Like so many others, my Asherman's developed as a result of a D&C after placenta accreta. I was lucky in that it got diagnosed quickly after symptoms developed. My cycle started about 10 months after my baby was born, resulting in severe cyclic pain but no bleeding. I had to go through a few cycles before I recognized the cyclic pattern, and then went to my OB. After a sono hystogram, where very little saline made it inside, I got the diagnosis. At this point, I knew nothing about severity. I assumed the worst, thinking the whole uterus was sealed shut. Later, I understood that the location of the scarring, rather than its extent, was the issue. At this point, my OB was talking to me about surrogacy, and I was despondent.

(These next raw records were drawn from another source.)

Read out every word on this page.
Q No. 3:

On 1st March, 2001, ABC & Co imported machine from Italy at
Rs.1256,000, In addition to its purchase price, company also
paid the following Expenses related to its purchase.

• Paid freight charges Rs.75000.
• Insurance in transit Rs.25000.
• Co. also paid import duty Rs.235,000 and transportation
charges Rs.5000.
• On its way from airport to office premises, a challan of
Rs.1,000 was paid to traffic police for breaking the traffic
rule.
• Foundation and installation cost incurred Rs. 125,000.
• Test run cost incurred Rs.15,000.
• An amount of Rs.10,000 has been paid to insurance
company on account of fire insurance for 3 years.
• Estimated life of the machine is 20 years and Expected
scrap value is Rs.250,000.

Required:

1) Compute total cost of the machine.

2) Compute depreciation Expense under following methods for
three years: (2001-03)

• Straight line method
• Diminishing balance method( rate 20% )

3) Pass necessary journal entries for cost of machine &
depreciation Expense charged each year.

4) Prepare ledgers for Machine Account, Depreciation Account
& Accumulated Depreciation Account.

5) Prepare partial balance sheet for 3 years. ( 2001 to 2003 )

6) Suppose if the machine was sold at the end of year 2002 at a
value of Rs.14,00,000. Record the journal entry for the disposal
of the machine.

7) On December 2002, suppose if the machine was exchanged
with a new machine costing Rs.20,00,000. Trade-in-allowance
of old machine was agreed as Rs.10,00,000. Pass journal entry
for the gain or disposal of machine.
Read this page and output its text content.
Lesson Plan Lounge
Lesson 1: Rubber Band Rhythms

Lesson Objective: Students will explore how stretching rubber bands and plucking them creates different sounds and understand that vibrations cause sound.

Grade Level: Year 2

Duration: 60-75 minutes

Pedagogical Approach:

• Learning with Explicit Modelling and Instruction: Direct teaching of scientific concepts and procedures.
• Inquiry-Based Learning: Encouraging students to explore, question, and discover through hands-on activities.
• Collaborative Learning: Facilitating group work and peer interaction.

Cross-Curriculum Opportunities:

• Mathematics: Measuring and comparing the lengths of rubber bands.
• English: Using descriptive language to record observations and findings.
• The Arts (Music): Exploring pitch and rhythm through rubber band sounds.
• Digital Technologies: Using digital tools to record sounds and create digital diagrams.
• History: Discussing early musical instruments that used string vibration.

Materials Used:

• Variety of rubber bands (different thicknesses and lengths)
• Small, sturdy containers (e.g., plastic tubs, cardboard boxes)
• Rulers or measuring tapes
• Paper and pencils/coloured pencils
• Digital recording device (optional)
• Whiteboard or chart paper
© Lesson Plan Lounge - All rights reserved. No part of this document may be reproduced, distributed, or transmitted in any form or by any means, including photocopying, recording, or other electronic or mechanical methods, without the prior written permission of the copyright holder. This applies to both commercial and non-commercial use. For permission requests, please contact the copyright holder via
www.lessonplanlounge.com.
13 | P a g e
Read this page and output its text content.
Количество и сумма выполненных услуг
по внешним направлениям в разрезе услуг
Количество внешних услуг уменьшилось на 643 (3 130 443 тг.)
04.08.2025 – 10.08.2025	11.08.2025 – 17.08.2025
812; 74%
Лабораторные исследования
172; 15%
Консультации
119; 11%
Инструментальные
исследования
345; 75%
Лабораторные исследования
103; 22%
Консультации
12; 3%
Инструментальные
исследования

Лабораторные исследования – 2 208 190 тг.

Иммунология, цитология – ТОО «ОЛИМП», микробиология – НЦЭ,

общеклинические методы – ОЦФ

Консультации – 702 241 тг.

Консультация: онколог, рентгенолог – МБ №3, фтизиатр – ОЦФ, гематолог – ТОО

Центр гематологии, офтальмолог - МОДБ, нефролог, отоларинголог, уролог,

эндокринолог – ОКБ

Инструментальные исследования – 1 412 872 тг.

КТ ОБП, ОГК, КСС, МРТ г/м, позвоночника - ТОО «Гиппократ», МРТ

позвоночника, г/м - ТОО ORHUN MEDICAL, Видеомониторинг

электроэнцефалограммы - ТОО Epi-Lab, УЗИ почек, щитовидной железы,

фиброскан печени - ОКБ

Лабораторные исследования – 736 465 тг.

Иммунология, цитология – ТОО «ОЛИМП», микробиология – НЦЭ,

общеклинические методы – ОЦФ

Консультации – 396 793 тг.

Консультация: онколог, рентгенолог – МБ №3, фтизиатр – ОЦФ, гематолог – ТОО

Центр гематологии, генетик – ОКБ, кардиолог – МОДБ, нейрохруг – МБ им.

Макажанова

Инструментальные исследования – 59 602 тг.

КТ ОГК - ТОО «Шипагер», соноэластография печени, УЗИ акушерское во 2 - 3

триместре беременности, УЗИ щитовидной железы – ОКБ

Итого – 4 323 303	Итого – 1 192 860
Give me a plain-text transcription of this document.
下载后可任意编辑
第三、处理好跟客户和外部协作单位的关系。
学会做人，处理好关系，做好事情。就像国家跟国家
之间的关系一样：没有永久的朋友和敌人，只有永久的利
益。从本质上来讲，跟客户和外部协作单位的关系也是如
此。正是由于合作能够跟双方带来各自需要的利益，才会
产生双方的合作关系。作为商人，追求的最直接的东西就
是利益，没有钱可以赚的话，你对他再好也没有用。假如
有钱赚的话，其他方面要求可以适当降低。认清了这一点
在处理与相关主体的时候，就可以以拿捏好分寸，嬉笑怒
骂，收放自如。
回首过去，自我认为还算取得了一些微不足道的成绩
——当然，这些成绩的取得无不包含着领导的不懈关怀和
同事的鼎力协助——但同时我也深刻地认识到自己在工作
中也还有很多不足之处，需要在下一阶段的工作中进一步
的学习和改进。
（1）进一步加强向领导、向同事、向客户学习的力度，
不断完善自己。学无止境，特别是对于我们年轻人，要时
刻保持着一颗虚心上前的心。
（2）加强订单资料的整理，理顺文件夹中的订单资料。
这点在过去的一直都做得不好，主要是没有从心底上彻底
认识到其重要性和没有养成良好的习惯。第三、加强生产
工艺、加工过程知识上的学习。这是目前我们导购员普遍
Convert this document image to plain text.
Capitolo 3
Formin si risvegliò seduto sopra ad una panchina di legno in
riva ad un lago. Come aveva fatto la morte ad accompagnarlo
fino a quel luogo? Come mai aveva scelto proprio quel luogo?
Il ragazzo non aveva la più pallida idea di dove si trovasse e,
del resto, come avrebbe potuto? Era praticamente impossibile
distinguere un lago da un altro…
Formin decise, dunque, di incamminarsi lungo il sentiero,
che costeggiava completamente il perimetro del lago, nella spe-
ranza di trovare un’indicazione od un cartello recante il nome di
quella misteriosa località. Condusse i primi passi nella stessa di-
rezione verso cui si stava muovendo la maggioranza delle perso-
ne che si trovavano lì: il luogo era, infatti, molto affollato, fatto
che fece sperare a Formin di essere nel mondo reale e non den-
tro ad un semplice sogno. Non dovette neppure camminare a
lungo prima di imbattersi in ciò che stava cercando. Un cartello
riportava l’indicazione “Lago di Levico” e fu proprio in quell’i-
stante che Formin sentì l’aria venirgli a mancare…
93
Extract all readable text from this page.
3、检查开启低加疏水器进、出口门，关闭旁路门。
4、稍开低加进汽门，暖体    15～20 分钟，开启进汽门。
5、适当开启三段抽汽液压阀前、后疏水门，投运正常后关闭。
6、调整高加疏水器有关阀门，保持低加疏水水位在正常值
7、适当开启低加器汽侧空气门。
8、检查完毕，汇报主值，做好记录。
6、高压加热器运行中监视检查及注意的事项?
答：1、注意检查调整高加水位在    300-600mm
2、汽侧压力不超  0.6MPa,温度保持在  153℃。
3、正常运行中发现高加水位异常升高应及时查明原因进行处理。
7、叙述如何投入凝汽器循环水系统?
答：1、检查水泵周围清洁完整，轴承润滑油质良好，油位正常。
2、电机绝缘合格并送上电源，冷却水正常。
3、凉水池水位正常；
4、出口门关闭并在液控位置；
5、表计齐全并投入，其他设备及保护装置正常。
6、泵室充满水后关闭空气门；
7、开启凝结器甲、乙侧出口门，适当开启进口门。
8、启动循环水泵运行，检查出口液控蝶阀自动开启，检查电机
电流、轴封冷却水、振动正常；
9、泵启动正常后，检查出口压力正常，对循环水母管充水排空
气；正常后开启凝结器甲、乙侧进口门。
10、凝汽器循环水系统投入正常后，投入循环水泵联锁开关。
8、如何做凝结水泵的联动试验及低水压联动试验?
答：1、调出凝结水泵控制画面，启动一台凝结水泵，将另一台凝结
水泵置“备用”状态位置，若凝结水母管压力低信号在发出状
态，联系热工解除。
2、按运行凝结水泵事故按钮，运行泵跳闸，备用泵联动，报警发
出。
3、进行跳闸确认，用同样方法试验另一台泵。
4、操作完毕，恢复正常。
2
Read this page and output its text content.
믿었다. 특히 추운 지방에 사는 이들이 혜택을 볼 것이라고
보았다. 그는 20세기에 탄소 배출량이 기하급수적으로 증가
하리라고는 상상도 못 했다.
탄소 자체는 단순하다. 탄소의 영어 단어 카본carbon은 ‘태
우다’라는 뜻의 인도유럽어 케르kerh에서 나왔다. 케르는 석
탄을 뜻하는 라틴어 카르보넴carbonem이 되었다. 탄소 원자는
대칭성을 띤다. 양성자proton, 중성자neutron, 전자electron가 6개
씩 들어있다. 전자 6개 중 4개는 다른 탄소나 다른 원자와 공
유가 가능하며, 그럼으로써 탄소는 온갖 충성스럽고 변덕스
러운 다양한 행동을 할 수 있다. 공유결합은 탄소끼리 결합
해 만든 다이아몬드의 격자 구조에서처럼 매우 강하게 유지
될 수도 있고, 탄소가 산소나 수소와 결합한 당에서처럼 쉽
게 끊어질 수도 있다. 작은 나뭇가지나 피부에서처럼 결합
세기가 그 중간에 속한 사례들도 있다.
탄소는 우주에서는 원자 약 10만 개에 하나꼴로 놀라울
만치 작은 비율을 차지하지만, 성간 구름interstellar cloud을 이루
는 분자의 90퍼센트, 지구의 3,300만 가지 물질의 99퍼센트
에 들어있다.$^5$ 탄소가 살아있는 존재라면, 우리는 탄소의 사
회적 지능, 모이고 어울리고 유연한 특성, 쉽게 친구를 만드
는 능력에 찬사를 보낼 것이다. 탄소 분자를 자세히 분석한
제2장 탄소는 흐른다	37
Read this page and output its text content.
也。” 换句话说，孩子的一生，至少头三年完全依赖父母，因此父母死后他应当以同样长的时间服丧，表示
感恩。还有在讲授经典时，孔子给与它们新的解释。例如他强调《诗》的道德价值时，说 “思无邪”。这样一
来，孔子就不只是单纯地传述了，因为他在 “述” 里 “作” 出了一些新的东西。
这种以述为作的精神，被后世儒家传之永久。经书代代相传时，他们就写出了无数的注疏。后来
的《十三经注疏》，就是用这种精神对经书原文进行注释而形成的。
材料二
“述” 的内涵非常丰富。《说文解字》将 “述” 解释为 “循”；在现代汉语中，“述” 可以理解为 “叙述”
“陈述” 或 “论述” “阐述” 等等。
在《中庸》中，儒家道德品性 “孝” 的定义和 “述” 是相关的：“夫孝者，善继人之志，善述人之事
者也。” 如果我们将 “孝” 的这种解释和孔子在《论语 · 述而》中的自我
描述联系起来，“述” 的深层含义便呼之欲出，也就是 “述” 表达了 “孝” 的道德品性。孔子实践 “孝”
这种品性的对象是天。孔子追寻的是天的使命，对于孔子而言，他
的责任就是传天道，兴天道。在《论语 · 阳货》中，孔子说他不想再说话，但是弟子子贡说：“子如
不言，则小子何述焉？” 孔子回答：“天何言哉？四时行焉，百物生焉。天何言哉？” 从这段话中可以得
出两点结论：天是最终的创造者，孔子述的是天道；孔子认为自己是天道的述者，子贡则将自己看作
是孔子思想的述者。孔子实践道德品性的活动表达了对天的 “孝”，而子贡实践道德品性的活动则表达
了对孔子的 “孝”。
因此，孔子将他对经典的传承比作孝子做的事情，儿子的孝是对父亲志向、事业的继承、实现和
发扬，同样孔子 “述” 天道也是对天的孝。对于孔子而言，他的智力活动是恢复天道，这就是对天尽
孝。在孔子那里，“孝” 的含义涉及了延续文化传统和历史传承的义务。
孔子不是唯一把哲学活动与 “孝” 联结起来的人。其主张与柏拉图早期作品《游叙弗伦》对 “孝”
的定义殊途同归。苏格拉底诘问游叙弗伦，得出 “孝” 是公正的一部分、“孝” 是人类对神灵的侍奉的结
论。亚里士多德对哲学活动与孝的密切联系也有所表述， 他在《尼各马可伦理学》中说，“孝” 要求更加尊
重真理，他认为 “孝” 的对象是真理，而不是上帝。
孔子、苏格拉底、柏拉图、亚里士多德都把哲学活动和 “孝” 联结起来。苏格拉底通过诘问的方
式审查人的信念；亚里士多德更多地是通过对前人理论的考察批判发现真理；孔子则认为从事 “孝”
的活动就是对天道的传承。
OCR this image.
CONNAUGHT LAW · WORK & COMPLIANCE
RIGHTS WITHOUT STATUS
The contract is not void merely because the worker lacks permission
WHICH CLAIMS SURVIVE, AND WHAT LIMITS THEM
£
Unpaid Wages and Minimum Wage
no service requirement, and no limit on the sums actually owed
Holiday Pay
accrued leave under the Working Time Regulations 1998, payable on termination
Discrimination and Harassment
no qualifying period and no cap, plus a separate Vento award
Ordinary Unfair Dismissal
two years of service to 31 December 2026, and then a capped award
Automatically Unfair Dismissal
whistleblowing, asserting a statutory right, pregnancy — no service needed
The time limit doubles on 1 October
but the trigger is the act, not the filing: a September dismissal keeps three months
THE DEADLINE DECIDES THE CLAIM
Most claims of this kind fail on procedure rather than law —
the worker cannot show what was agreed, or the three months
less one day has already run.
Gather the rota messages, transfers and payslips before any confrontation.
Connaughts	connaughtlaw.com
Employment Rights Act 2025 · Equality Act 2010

After much anguish, I decided to pay out of pocket to see an A-lister. At the consultation, he did an ultrasound. While the extent of the scarring cannot be ascertained via ultrasound, he could see healthy endometrium. My cervix was blocked, but there was also scarring blocking one of my tubes. He was very optimistic; it really pays to see someone who has dealt with tons of similar cases.

I scheduled an in-office procedure within a few weeks, so I did not have to live with this much longer. During the procedure, he could finally ascertain the severity; it turns out I had a very mild case. 95% of my uterus is scar-free. The tube may or may not have been cleared. He did follow-ups (where he broke up any forming scars by quickly inserting a probe, but did not use a hysteroscope). He felt it was so mild, that he did not need to do a follow-up hysteroscopy. I did not need estrogen, since most of my lining was healthy. A few weeks later, I had my first period, and it was totally normal!

As for fertility, he felt I should have no issues. He did not even feel that my next pregnancy would be particularly high-risk (contrary to what my current OB was saying). I still worry about a recurrence of placenta accreta, and will seek out a high-risk OB (especially now that I know bad things can happen!), but I feel much relieved.

I hope this story helps some of you who have just been diagnosed, and are assuming the worst. It might not be as long a road as you fear, and the right doctor can guide you down it much more quickly.